Your notebook should include sketches to illustrate the concept of your invention. Label your sketches as Figure 1, Figure 2, Figure 3, etc. Use your sketches to illustrate your written descriptions by referring to your figures when listing steps or diagramming steps in a flow chart. Include sketches of variations of your invention, even if you’re not sure you will produce them, just in case you do decide to in the future. If you make any sketches on paper that are separate from your notebook, attach it to your notebook with a date.

If you know how to use computer drawing programs, you may want to develop digital versions of your sketches to flesh out your idea. While this may be useful for your creative process, for legal purposes, hand-drawn sketches provide more protection than electronic drawings, according to intellectual property company CreateIP. So, you should be sure to include hand-drawn sketches as well as digital ones.

File for a Patent

Filing for a patent is the best way to protect your intellectual property. Holding a patent discourages competitors from trying to steal your invention.

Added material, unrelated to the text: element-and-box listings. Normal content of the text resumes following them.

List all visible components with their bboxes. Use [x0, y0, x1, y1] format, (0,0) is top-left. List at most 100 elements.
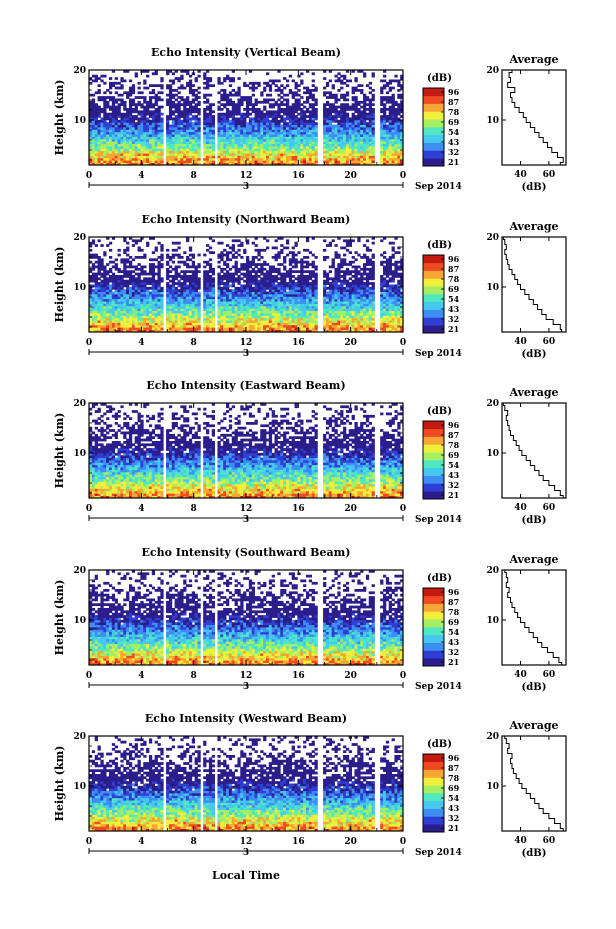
x-tick-label: 12 [240, 837, 253, 847]
x-tick-label: 20 [344, 338, 357, 348]
colorbar-tick-label: 96 [448, 753, 460, 763]
y-tick-label: 20 [73, 233, 86, 243]
colorbar-unit: (dB) [427, 406, 452, 417]
colorbar-segment [423, 611, 444, 620]
x-tick-label: 12 [240, 504, 253, 514]
date-label: Sep 2014 [415, 515, 462, 525]
x-tick-label: 4 [138, 837, 144, 847]
colorbar-tick-label: 54 [448, 460, 460, 470]
colorbar-segment [423, 103, 444, 112]
x-tick-label: 8 [191, 504, 197, 514]
colorbar-segment [423, 255, 444, 264]
date-day-label: 3 [243, 848, 249, 858]
y-tick-label: 20 [73, 399, 86, 409]
x-tick-label: 12 [240, 338, 253, 348]
heatmap-cells [89, 570, 404, 666]
colorbar-tick-label: 96 [448, 587, 460, 597]
x-tick-label: 8 [191, 671, 197, 681]
colorbar-unit: (dB) [427, 73, 452, 84]
y-axis-label: Height (km) [53, 80, 66, 156]
panel-title: Echo Intensity (Eastward Beam) [146, 379, 345, 392]
colorbar-segment [423, 793, 444, 802]
avg-x-tick-label: 60 [543, 836, 556, 846]
colorbar-segment [423, 95, 444, 104]
x-tick-label: 12 [240, 171, 253, 181]
avg-x-tick-label: 60 [543, 503, 556, 513]
y-tick-label: 10 [73, 616, 86, 626]
panel-title: Echo Intensity (Vertical Beam) [151, 46, 341, 59]
x-tick-label: 16 [292, 504, 305, 514]
y-tick-label: 10 [73, 449, 86, 459]
colorbar-tick-label: 32 [448, 314, 459, 324]
colorbar-segment [423, 483, 444, 492]
x-tick-label: 4 [138, 504, 144, 514]
colorbar-segment [423, 627, 444, 636]
date-label: Sep 2014 [415, 848, 462, 858]
x-tick-label: 0 [400, 338, 406, 348]
colorbar-segment [423, 286, 444, 295]
avg-x-tick-label: 40 [514, 503, 527, 513]
colorbar-tick-label: 96 [448, 254, 460, 264]
colorbar-segment [423, 603, 444, 612]
colorbar-segment [423, 111, 444, 120]
colorbar-tick-label: 32 [448, 647, 459, 657]
average-title: Average [508, 53, 558, 66]
date-day-label: 3 [243, 349, 249, 359]
average-frame [501, 569, 567, 666]
colorbar-tick-label: 54 [448, 127, 460, 137]
colorbar-segment [423, 262, 444, 271]
average-frame [501, 735, 567, 832]
colorbar-segment [423, 785, 444, 794]
colorbar-segment [423, 452, 444, 461]
colorbar-tick-label: 32 [448, 480, 459, 490]
y-tick-label: 10 [73, 782, 86, 792]
x-tick-label: 0 [400, 504, 406, 514]
colorbar-tick-label: 21 [448, 324, 459, 334]
x-tick-label: 0 [86, 671, 92, 681]
y-tick-label: 20 [73, 732, 86, 742]
colorbar-tick-label: 21 [448, 823, 459, 833]
colorbar-segment [423, 658, 444, 667]
y-tick-label: 10 [73, 283, 86, 293]
avg-y-tick-label: 10 [486, 782, 499, 792]
colorbar-tick-label: 43 [448, 304, 460, 314]
y-axis-label: Height (km) [53, 746, 66, 822]
heatmap-cells [89, 403, 404, 499]
average-title: Average [508, 719, 558, 732]
colorbar-segment [423, 317, 444, 326]
colorbar-segment [423, 634, 444, 643]
average-title: Average [508, 386, 558, 399]
colorbar-segment [423, 119, 444, 128]
colorbar-unit: (dB) [427, 573, 452, 584]
colorbar-segment [423, 294, 444, 303]
colorbar-tick-label: 87 [448, 597, 459, 607]
avg-x-tick-label: 60 [543, 170, 556, 180]
colorbar-tick-label: 78 [448, 440, 460, 450]
average-profile-line [504, 736, 564, 831]
x-tick-label: 20 [344, 504, 357, 514]
colorbar-segment [423, 642, 444, 651]
colorbar-tick-label: 87 [448, 430, 459, 440]
x-tick-label: 16 [292, 171, 305, 181]
colorbar-segment [423, 777, 444, 786]
x-tick-label: 16 [292, 837, 305, 847]
colorbar-segment [423, 824, 444, 833]
colorbar-tick-label: 43 [448, 470, 460, 480]
colorbar-segment [423, 309, 444, 318]
date-label: Sep 2014 [415, 682, 462, 692]
colorbar-segment [423, 754, 444, 763]
x-tick-label: 0 [400, 671, 406, 681]
avg-y-tick-label: 10 [486, 449, 499, 459]
colorbar-tick-label: 54 [448, 627, 460, 637]
colorbar-segment [423, 650, 444, 659]
colorbar-segment [423, 761, 444, 770]
colorbar-tick-label: 69 [448, 617, 460, 627]
avg-y-tick-label: 20 [486, 566, 499, 576]
x-tick-label: 0 [86, 837, 92, 847]
heatmap-cells [89, 70, 404, 166]
average-profile-line [502, 237, 563, 332]
x-tick-label: 0 [400, 171, 406, 181]
y-axis-label: Height (km) [53, 413, 66, 489]
colorbar-segment [423, 150, 444, 159]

It also gives you leverage to force a legal settlement in case your ideas are stolen.

The U.S. Patent and Trademark Office provides an online guide to the patent filing process. You should start by doing a patent search to make sure your idea hasn’t already been patented by someone else. While it’s possible to do your own patent search, for the best results you should hire an experienced patent attorney or patent search firm. If you need to develop a prototype to receive a patent, you can seek assistance from a rapid prototyping company or engineering firm.

Prevent Leaks From Employees and Contractors

As Facebook’s suit over Oculus Rift illustrates, intellectual property theft often occurs as a result of a leak from an employee or contractor. Preventing such leaks is key to protecting your intellectual property.

You can discourage leaks by requiring your employees and contractors to file a nondisclosure agreement. Install security camera systems and online monitoring tools to help you enforce your nondisclosure agreement and discourage breaches. You can monitor your employees and contracts with ultra-wide cameras and connected apps.